Bobby Croft

Personal information
- Born: March 17, 1946 Hamilton, Ontario, Canada
- Died: March 23, 2014 (aged 68) Burlington, Ontario, Canada
- Listed height: 6 ft 10 in (2.08 m)
- Listed weight: 200 lb (91 kg)

Career information
- High school: Hill Park (Hamilton, Ontario)
- College: Tennessee (1967–1970)
- NBA draft: 1970: 8th round, 123rd overall pick
- Drafted by: Boston Celtics
- Playing career: 1970–71
- Position: Center
- Number: 25, 43

Career history
- 1970–1971: Kentucky Colonels
- 1971: Texas Chaparrals

Career highlights
- Second-team All-SEC (1970);
- Stats at Basketball Reference

= Bobby Croft =

Canadian basketball player (1946–2014)

Robert Alexander Croft (March 17, 1946 – March 23, 2014) was a Canadian professional basketball player.

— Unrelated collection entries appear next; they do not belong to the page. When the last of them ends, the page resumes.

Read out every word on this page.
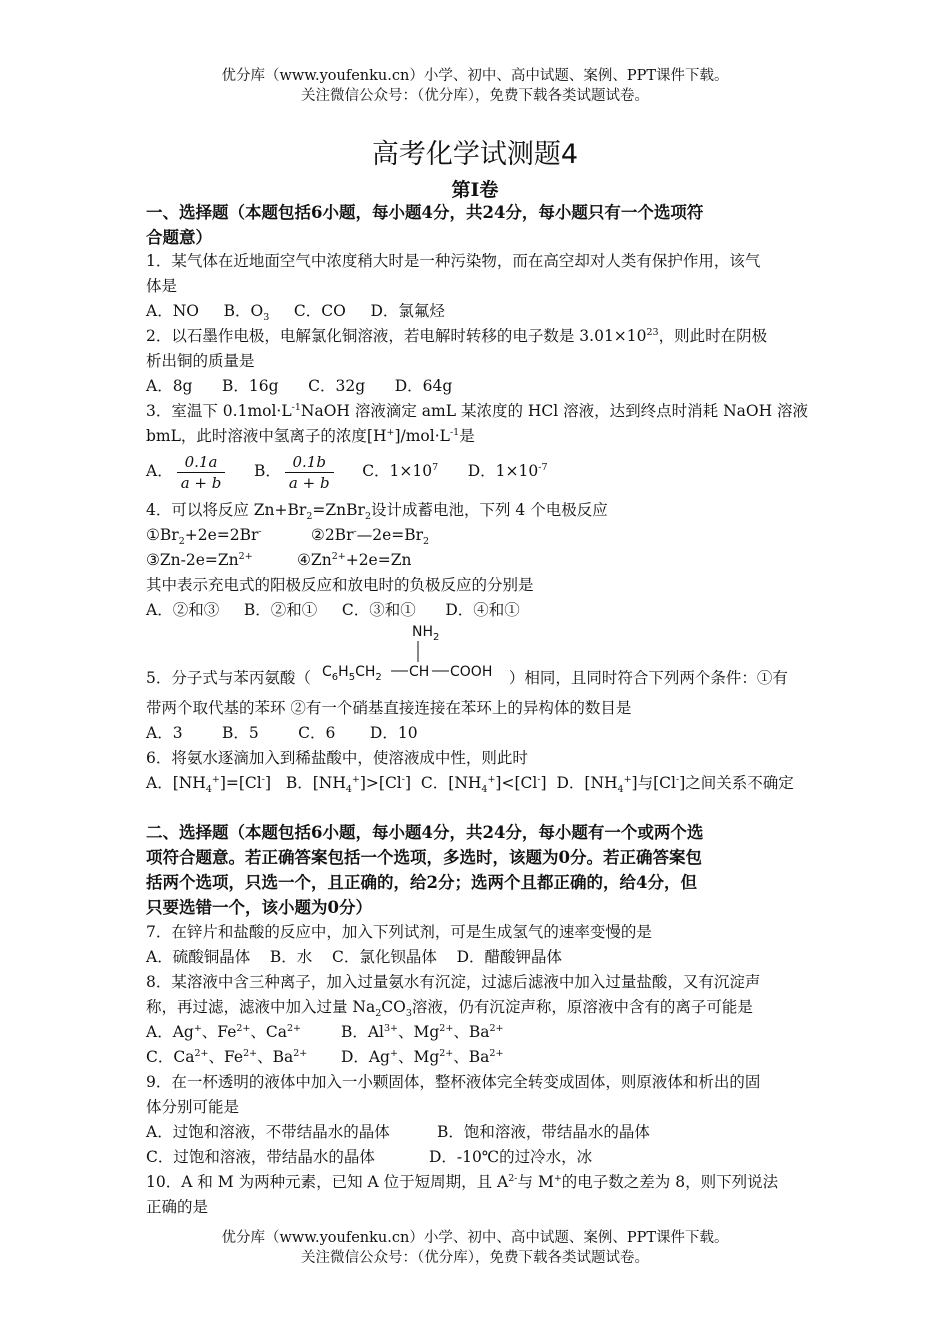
优分库（www.youfenku.cn）小学、初中、高中试题、案例、PPT课件下载。
关注微信公众号：（优分库），免费下载各类试题试卷。
高考化学试测题4
第Ⅰ卷
一、选择题（本题包括6小题，每小题4分，共24分，每小题只有一个选项符
合题意）
1．某气体在近地面空气中浓度稍大时是一种污染物，而在高空却对人类有保护作用，该气
体是
A．NO B．$O_3$ C．CO D．氯氟烃
2．以石墨作电极，电解氯化铜溶液，若电解时转移的电子数是 $3.01\times 10^{23}$，则此时在阴极
析出铜的质量是
A．8g B．16g C．32g D．64g
3．室温下 $0.1mol\cdot L^{-1}NaOH$ 溶液滴定 amL 某浓度的 HCl 溶液，达到终点时消耗 NaOH 溶液
bmL，此时溶液中氢离子的浓度$[H^+]/mol\cdot L^{-1}$是
A． $\frac{0.1a}{a + b}$ B． $\frac{0.1b}{a + b}$ C．$1\times 10^7$ D．$1\times 10^{-7}$
4．可以将反应 $Zn+Br_2=ZnBr_2$设计成蓄电池，下列 4 个电极反应
$①Br_2+2e=2Br^-$	$②2Br^-—2e=Br_2$
③Zn-$2e=Zn^{2+}$	$④Zn^{2+}+2e=Zn$
其中表示充电式的阳极反应和放电时的负极反应的分别是
A．②和③ B．②和① C．③和① D．④和①
$NH_2$
$C_6H_5CH_2$ CH COOH
5．分子式与苯丙氨酸（	）相同，且同时符合下列两个条件：①有
带两个取代基的苯环 ②有一个硝基直接连接在苯环上的异构体的数目是
A．3	B．5	C．6 D．10
6．将氨水逐滴加入到稀盐酸中，使溶液成中性，则此时
A．$[NH_4^+]=[Cl^-]$ B．$[NH_4^+]>[Cl^-]$ C．$[NH_4^+]<[Cl^-]$ D．$[NH_4^+]$与[Cl-]之间关系不确定
二、选择题（本题包括6小题，每小题4分，共24分，每小题有一个或两个选
项符合题意。若正确答案包括一个选项，多选时，该题为0分。若正确答案包
括两个选项，只选一个，且正确的，给2分；选两个且都正确的，给4分，但
只要选错一个，该小题为0分）
7．在锌片和盐酸的反应中，加入下列试剂，可是生成氢气的速率变慢的是
A．硫酸铜晶体 B．水 C．氯化钡晶体 D．醋酸钾晶体
8．某溶液中含三种离子，加入过量氨水有沉淀，过滤后滤液中加入过量盐酸，又有沉淀声
称，再过滤，滤液中加入过量 $Na_2CO_3$溶液，仍有沉淀声称，原溶液中含有的离子可能是
A．Ag+、$Fe^{2+}$、$Ca^{2+}$	B．$Al^{3+}$、$Mg^{2+}$、$Ba^{2+}$
C．$Ca^{2+}$、$Fe^{2+}$、$Ba^{2+}$ D．Ag+、$Mg^{2+}$、$Ba^{2+}$
9．在一杯透明的液体中加入一小颗固体，整杯液体完全转变成固体，则原液体和析出的固
体分别可能是
A．过饱和溶液，不带结晶水的晶体	B．饱和溶液，带结晶水的晶体
C．过饱和溶液，带结晶水的晶体	D．-10℃的过冷水，冰
10．A 和 M 为两种元素，已知 A 位于短周期，且 $A^{2-}$与 M+的电子数之差为 8，则下列说法
正确的是
优分库（www.youfenku.cn）小学、初中、高中试题、案例、PPT课件下载。
关注微信公众号：（优分库），免费下载各类试题试卷。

He played as a centre in the American Basketball Association (ABA) for the Texas Chaparrals and the Kentucky Colonels during the 1970–71 season. He attended Hill Park Secondary School in Hamilton, Ontario and later went on to study at the University of Tennessee before being drafted as the fourth pick in the eighth round by the Boston Celtics in the 1970 NBA draft. He died at a hospice in Burlington, Ontario in 2014, aged 68.